Dix ans après le lancement de la Nissan LeafNissan dévoile son nouveau modèle-phare de véhicule électrique ainsi qu’un nouveau logo. Le constructeur a officiellement dévoilé le mercredi 15 juillet son nouveau modèle tout-électrique, un crossover SUV nommé Ariya qui sera mis sur le marché en 2021 pour un prix d’environ 40 000 €. Nissan, qui espère redresser sa réputation et marquer un tournant après une année très difficile (déficit net de 5,4 milliards € en 2019-2020), a choisi cette occasion pour dévoiler un nouveau logo, au design épuré.
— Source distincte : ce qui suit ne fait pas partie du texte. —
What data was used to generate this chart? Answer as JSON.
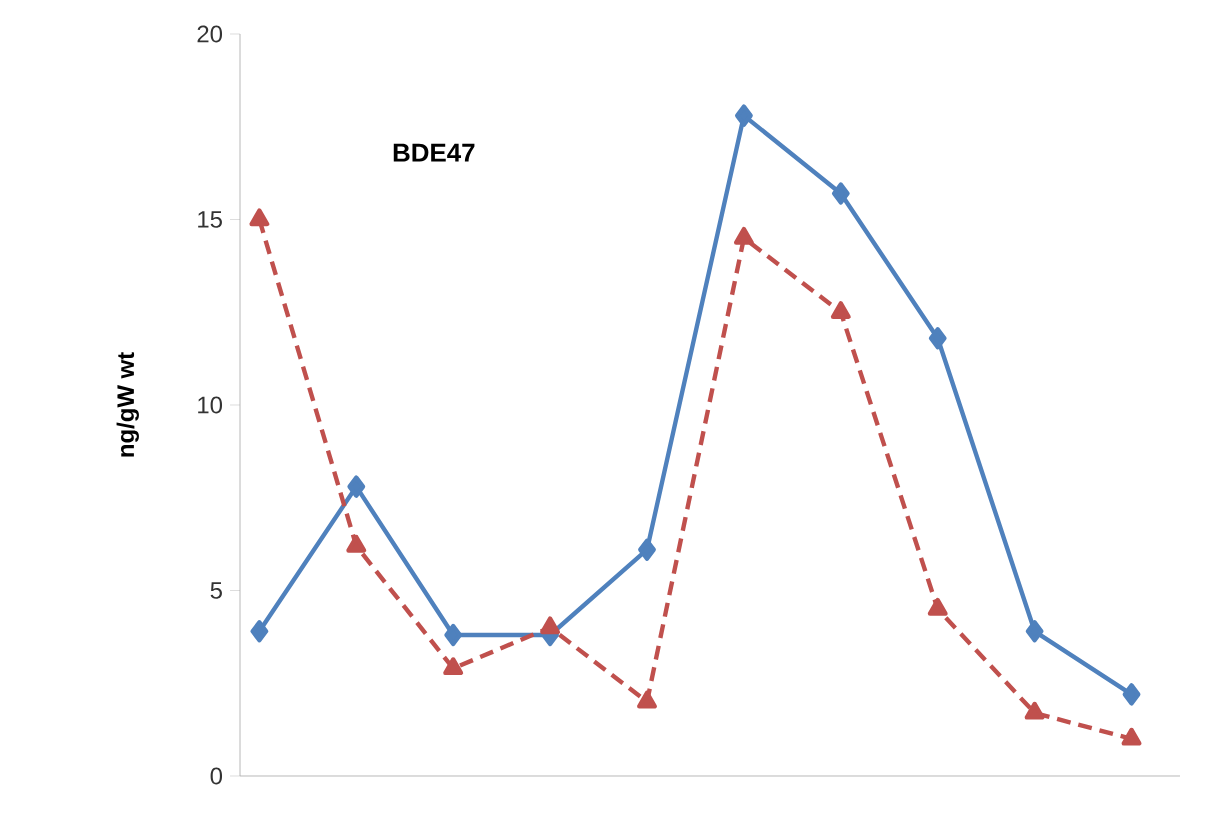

La cérémonie de présentation du crossover SUV Ariya a été retransmise en ligne, dans le nouveau showroom Nissan Pavillion qui devait initialement accueillir le grand public pour les Jeux Olympiques de Tokyo d’août 2020. La stratégie de redressement de Nissan, annoncée en mai 2020, appelle à un changement d’image qui passera par le lancement de 12 nouveaux modèles d’ici fin 2021 et au renforcement de la position privilégiée de Nissan sur le marché en forte croissance du véhicule électrique, avec 8 modèles tout-électrique prévus d’ici 2024. Le modèle Ariya symbolise donc tous les espoirs de Nissan et sa réussite sera un enjeu vital pour le constructeur : il s’agit selon les mots du CEO Makoto Uchida du « nouveau visage de Nissan ».  Pour mémoire, la Leaf a été le premier véhicule tout-électrique du monde destiné au marché de masse à son lancement en 2010, faisant de Nissan un pionnier du véhicule électrique. Il s’est vendu à environ 470 000 exemplaires dans le monde dans sa version d’origine ou dans une deuxième version lancée en 2017. Un modèle adapté de la Leaf et destiné exclusivement au marché chinois, la Sylphy, a également été mis sur le marché en 2018. (Source : NissanNikkei Asian Review)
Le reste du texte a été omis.